Amerikanische Soldaten, die nach dem Zweiten Weltkrieg in England
stationiert waren, hinterließen dort auffällig viele
Kinder. Das Merkwürdige war, dass sich Männer und Frauen
gegenseitig beschuldigten, sexuell sehr direkt gewesen zu sein.
Wann ist der richtige Zeitpunkt für den ersten Kuss gekommen?
Erst bei genauerer Untersuchung kam heraus, dass es sich dabei
um ein Missverständnis handelte, ausgelöst durch eine
unterschiedliche Auffassung von Privat-sphäre: In beiden Kulturen
wird das Küssen unterschiedlich eingeordnet. Für die
Amerikaner ist ein Kuss eine relativ unverfängliche Angelegenheit.
Er kommt ziemlich früh in der Abfolge der Handlungen, die
man mit einem neuen Sexualpartner vornimmt. Für die Engländerinnen
hingegen ist ein Kuss etwas sehr Intimes; er kommt kurz vor dem
Geschlechtsakt.
Wenn nun am Beginn eines erotischen Verhältnisses der Amerikaner
den Zeitpunkt für gekommen hielt, die Auserwählte zu
küssen, fiel die Engländerin aus allen Wolken: Sie musste
es mit einem Wüstling zu tun haben, der eine ganze Serie von
Handlungen übersprang und schnell zur Sache kam! Die Alternative
für sie: empört abbrechen – oder sich ausziehen.
Entschied die Frau sich für Letzteres, war der Amerikaner ähnlich überrascht
wie die Engländerin wenige Sekunden zuvor. Was für eine
Draufgängerin hatte er vor sich: zieht sich einfach aus, obwohl
man doch erst ganz am Anfang war! Entschloss auch er sich zum Mitmachen,
war die gegenseitige Überraschung komplett: Zwei Menschen
trafen aufeinander, die beide von der »Wildheit« des
anderen ganz überwältigt waren.
Deutsche wirken reserviert, weil sie Öffentliches und Privates
so stark trennen
Unterschiedliche Auffassungen über die Privatsphäre
sind auch Anlass für viele Vorurteile, die im Ausland über
Deutschland gepflegt werden. So notiert eine amerikanische Studentin über
ihre deutschen Nachbarn: »Jeder grenzt sich ab. Typisch ist,
dass man hier Hecken und Zäune hat und nicht ein Grundstück
ins nächste fließt.« Ein amerikanischer Gastwissenschaftler
bemerkt: »Wir hatten nie zuvor so viele Türen, Schränke
und Schubladen mit Schlössern und Schlüsseln gesehen.«
Der Soziologe Stephen Kalberg hat die Unterschiede zwischen Deutschland
und Amerika analysiert und gefunden, dass die Deutschen öffentliche
und private Sphäre einfach viel stärker voneinander
trennen als die Amerikaner.
»Wärme, Einfühlungsvermögen und Hilfsbereitschaft
durchdringen in Deutschland die private Sphäre, während
der öffentliche Bereich gekennzeichnet ist durch soziale Distanz
und rein funktionalen Austausch«, erklärt er. Arbeitsbekanntschaften
in Deutschland werden deshalb nur selten zu echten Freundschaften.
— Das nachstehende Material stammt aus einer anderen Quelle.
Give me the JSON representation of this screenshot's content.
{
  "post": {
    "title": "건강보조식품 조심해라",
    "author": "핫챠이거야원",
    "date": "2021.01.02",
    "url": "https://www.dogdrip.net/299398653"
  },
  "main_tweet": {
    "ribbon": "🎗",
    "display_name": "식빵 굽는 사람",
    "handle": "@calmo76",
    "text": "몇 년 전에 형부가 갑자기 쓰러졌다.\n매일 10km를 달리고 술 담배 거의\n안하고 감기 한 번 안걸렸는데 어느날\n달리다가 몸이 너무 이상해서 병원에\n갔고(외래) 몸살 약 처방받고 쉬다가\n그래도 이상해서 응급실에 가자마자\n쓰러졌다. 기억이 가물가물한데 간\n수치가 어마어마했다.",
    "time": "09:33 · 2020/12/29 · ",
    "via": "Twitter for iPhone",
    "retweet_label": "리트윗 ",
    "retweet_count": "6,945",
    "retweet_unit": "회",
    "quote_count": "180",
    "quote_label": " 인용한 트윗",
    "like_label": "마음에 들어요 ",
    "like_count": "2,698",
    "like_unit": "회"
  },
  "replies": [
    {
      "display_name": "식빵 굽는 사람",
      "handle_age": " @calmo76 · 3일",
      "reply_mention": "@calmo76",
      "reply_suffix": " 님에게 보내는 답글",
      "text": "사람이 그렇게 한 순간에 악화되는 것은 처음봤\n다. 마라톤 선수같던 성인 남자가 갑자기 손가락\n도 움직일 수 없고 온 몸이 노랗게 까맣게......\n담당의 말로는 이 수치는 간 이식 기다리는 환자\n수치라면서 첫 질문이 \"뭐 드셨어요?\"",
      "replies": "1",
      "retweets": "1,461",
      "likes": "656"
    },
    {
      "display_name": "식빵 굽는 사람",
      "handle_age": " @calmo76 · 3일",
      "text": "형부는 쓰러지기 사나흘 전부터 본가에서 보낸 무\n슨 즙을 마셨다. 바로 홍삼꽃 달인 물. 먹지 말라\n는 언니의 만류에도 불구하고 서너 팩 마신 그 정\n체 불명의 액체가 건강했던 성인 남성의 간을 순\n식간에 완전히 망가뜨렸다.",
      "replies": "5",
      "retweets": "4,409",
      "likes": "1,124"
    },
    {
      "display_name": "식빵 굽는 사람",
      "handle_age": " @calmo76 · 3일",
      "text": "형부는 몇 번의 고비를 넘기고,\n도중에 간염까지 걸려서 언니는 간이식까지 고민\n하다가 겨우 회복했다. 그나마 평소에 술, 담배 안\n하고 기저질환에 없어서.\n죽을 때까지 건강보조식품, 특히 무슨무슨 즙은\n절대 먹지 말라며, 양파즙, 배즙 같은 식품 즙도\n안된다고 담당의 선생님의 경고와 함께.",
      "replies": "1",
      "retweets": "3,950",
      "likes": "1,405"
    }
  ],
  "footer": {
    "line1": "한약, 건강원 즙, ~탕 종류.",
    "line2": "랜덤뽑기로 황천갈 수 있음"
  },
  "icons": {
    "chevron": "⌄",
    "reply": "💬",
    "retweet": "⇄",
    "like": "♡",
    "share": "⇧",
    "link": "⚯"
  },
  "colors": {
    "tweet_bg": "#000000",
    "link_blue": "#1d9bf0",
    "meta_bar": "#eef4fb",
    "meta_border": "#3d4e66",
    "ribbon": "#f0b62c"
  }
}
In Amerika hingegen ist der Arbeitsplatz die Haupt-Kontaktbörse:
»
Friendship« unter Kollegen ist beinahe ein Naturgesetz. Ein
Amerikaner im deutschen Berufsleben wirkt leicht zu flapsig und
zu familiär, ein Deutscher in Amerika humorlos und zugeknöpft.
Dennoch: So unterschiedlich die Auffassungen der verschiedenen
Kulturen von Privatsphäre auch immer sein mögen: Bei
ihren weltweiten Untersuchungen fanden die Wissenschaftler kein
Volk ohne Privatsphäre!
Überall haben die Menschen ihren privaten Bereich – auch
wenn die Grenzen ganz unterschiedlich gezogen werden. Selbst Gesellschaften,
in denen die Menschen nackt herumlaufen, sind nicht so schamlos,
wie wir sie uns vorstellen.
So leben die Yanomami unbekleidet im brasilianischen Regenwald.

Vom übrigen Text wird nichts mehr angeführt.